But enough about that, let’s get started.  Today’s topic: Elections! Oh my!  Sudan’s first general elections in 24 years are coming up next month, tentatively April 11-13, which are to be followed by the referendum on Southern Sudan’s secession next January.  I’ll probably be discussing these two events in my posts quite a bit, as they will inevitably have tremendous aspects on Sudanese society.

After several postponements over the past months, conflicts big and small, ongoing trouble in Darfur, and SPLM  threats to boycott the elections, it looks like these elections might actually be on track to take place, as outlined in the Comprehensive Peace Agreement.  If they do, Sudan will elect a president and various parliamentary members, as well as elections for the Southern region, including President.  Sudan’s current President Omar Al-Bashir is up for re-election for the national presidency, as well as other candidates who you can read more about here.

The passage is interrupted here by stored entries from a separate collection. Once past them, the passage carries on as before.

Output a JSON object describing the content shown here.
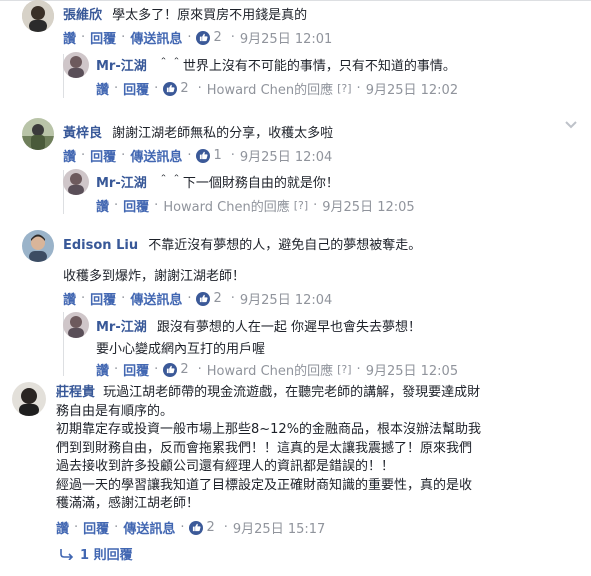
{
  "comments": [
    {
      "author": "張維欣",
      "text": "學太多了！原來買房不用錢是真的",
      "actions": {
        "like": "讚",
        "reply": "回覆",
        "message": "傳送訊息"
      },
      "reactions": "2",
      "time": "9月25日 12:01",
      "reply": {
        "author": "Mr-江湖",
        "text": "＾＾世界上沒有不可能的事情，只有不知道的事情。",
        "like": "讚",
        "reply": "回覆",
        "reactions": "2",
        "replied_to": "Howard Chen的回應",
        "help": "[?]",
        "time": "9月25日 12:02"
      }
    },
    {
      "author": "黃梓良",
      "text": "謝謝江湖老師無私的分享，收穫太多啦",
      "actions": {
        "like": "讚",
        "reply": "回覆",
        "message": "傳送訊息"
      },
      "reactions": "1",
      "time": "9月25日 12:04",
      "reply": {
        "author": "Mr-江湖",
        "text": "＾＾下一個財務自由的就是你！",
        "like": "讚",
        "reply": "回覆",
        "replied_to": "Howard Chen的回應",
        "help": "[?]",
        "time": "9月25日 12:05"
      }
    },
    {
      "author": "Edison Liu",
      "text": "不靠近沒有夢想的人，避免自己的夢想被奪走。",
      "text2": "收穫多到爆炸，謝謝江湖老師！",
      "actions": {
        "like": "讚",
        "reply": "回覆",
        "message": "傳送訊息"
      },
      "reactions": "2",
      "time": "9月25日 12:04",
      "reply": {
        "author": "Mr-江湖",
        "text": "跟沒有夢想的人在一起 你遲早也會失去夢想！",
        "text2": "要小心變成網內互打的用戶喔",
        "like": "讚",
        "reply": "回覆",
        "reactions": "2",
        "replied_to": "Howard Chen的回應",
        "help": "[?]",
        "time": "9月25日 12:05"
      }
    },
    {
      "author": "莊程貴",
      "lines": [
        "玩過江胡老師帶的現金流遊戲，在聽完老師的講解，發現要達成財",
        "務自由是有順序的。",
        "初期靠定存或投資一般市場上那些8~12%的金融商品，根本沒辦法幫助我",
        "們到到財務自由，反而會拖累我們！！這真的是太讓我震撼了！原來我們",
        "過去接收到許多投顧公司還有經理人的資訊都是錯誤的！！",
        "經過一天的學習讓我知道了目標設定及正確財商知識的重要性，真的是收",
        "穫滿滿，感謝江胡老師！"
      ],
      "actions": {
        "like": "讚",
        "reply": "回覆",
        "message": "傳送訊息"
      },
      "reactions": "2",
      "time": "9月25日 15:17",
      "more_replies": "1 則回覆"
    }
  ]
}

Yasir Arman, the SPLM nominated candidate for the National Presidency

The latest event that leads me to believe these elections might actually happen occurred last week–BBC reported that the deadlock over parliamentary seats in Sudan had ended, with an agreeable result that the South will now have enough members of Parliament to veto any constitutional changes.  This power is necessary in order for them to ensure that the CPA remains in place.  According to the article, due to last year’s census (which in my opinion, and many others, was a major failure) the South did not have the population representation to have enough seats in parliament to hold this veto power.   But after months of deadlock, they came to an agreement.  Let’s hope that’s good news.

(The article also pointed out that more seats were awarded to Abyei and Kordofan, the areas which house my beloved Nuba Mountains–the area I visited in Sudan and where my husband lived.  I pray that this is good news for our friends there.)

Finally, one more interesting tidbit that I came across this week on Sudan’s national newspaper, the Sudan Tribune, was an op-ed titled “Why Southern Sudanese should vote for Al-Bashir“.  This is a bit of a shocking title for anyone familiar with the country’s history–Al-Bashir is currently wanted by the International Criminal Court for war crimes and crimes against humanity, and is potentially up for counts of genocide as well. He is largely known by Southern Sudanese as the mastermind of the violence that killed 2 million of their people and totally destroyed all of their land and belongings.  And yet, this op-ed claims that he is the only candidate that will fully recognize a potential Southern secession.  I find that hard to believe, but even so would not make me want to vote for him (but I’ll save that for a future post titled “Why I don’t think Southern Sudan should secede”).

So, that’s my bit for now.  Please pray for peace and safety in Sudan during this election season–it’s an extremely volatile and tense time and will determine much for Sudan’s future.